|Diaspore or Zultanite?
Over the centuries that man has been scouring the earth for valuable minerals, one would think that all the different types of gemstones had already been discovered. However, new ones seem to be found on a fairly regular basis and some of these have become very important with regard to the international gemstone and jewelry market.
Tanzanite was discovered as recently as the 1960s and tsavorite garnet in the 1970s, both in East Africa. Chrome diopside was first found in Russia in the 1980s, and Paraiba tourmaline from Brazil first appeared on the market in the early 1990s. More recently there has been a lot of publicity surrounding andesine labradorite, though it turned out to be not 'andesine', but color-enhanced labradorite.
The latest new find in the gemstone world is a delicately-colored stone with interesting color-change properties being promoted under the name zultanite. Mined from a single deposit in the mountains of Central Turkey, the name zultanite is a brand name introduced by the man with mining rights to the deposit, Murat Akgun. The name is assumed to reference the sultans who ruled the Ottoman Empire.
The name zultanite may be new, but this particular mineral has been known since 1801 when it was first discovered in the Ural Mountains of Russia. Its gemological name is diaspore, and it is hydrated aluminum oxide colored by manganese. It was first faceted as a gemstone in the 1980s, but was not commercialy mined until recently.
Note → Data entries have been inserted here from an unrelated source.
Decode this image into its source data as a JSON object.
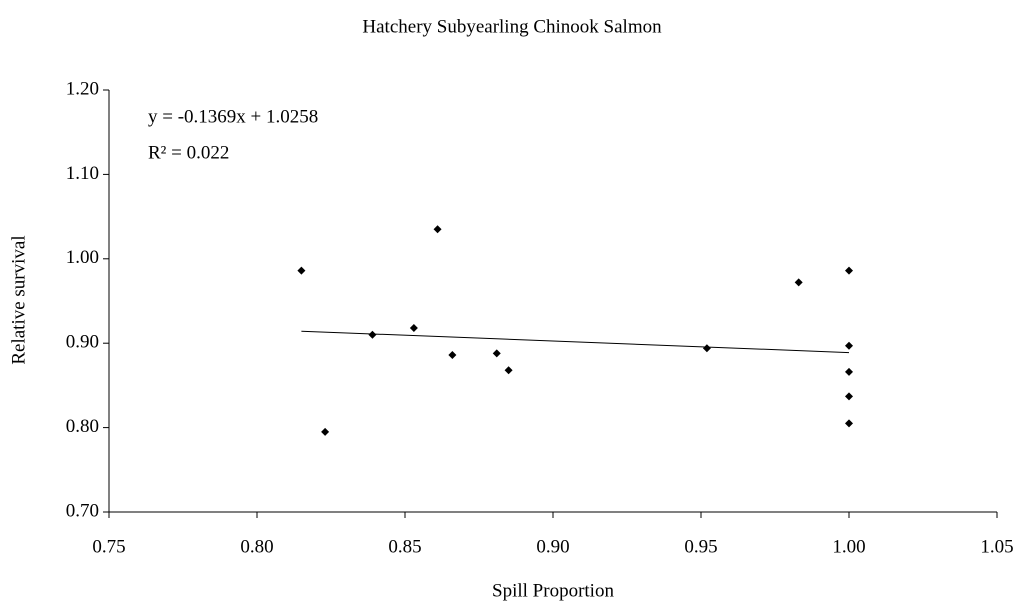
{
  "chart_data": {
    "type": "scatter",
    "title": "Hatchery Subyearling Chinook Salmon",
    "x_label": "Spill Proportion",
    "y_label": "Relative survival",
    "color": "#000000",
    "x": [
      0.815,
      0.823,
      0.839,
      0.853,
      0.861,
      0.866,
      0.881,
      0.885,
      0.952,
      0.983,
      1.0,
      1.0,
      1.0,
      1.0,
      1.0
    ],
    "values": [
      0.986,
      0.795,
      0.91,
      0.918,
      1.035,
      0.886,
      0.888,
      0.868,
      0.894,
      0.972,
      0.986,
      0.897,
      0.866,
      0.837,
      0.805
    ],
    "xlim": [
      0.75,
      1.05
    ],
    "xticks": [
      0.75,
      {
        "value": 0.8,
        "label": "0.80"
      },
      0.85,
      {
        "value": 0.9,
        "label": "0.90"
      },
      0.95,
      {
        "value": 1.0,
        "label": "1.00"
      },
      1.05
    ],
    "ylim": [
      0.7,
      1.2
    ],
    "yticks": [
      {
        "value": 0.7,
        "label": "0.70"
      },
      {
        "value": 0.8,
        "label": "0.80"
      },
      {
        "value": 0.9,
        "label": "0.90"
      },
      {
        "value": 1.0,
        "label": "1.00"
      },
      {
        "value": 1.1,
        "label": "1.10"
      },
      {
        "value": 1.2,
        "label": "1.20"
      }
    ],
    "trendline": {
      "slope": -0.1369,
      "intercept": 1.0258,
      "equation": "y = -0.1369x + 1.0258",
      "r2": "R² = 0.022"
    }
  }
}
Diaspore has reasonably good gemstone characteristics. It has a hardness of 6.5 to 7 on the Mohs scale, comparable to peridot and tanzanite. It has a refractive index of 1.702 to 1.750, which lies between that of tanzanite and spinel. Diaspore has perfect cleavage in one direction, making it a challenge to cut.
Gems that change color under different lighting are rare and diapsore is attracting buyers who are drawn to this unique quality. Under natural or fluorescent light, diapsore has a kiwi green color, with flashes of yellow. Under incandescent lighting, this shifts to a champagne color, and when exposed to subdued lighting, such as candlelight, diaspore has a pinkish color. The larger the stone, the more pronounced the color change effect.
Diaspore deposits have now been found in a number of locations around the world, including Arizona and Pennsylvania in the USA, New Zealand, Brazil, Argentina, Russia, the UK and China. However, to date, the only gem-quality material has been mined in Turkey.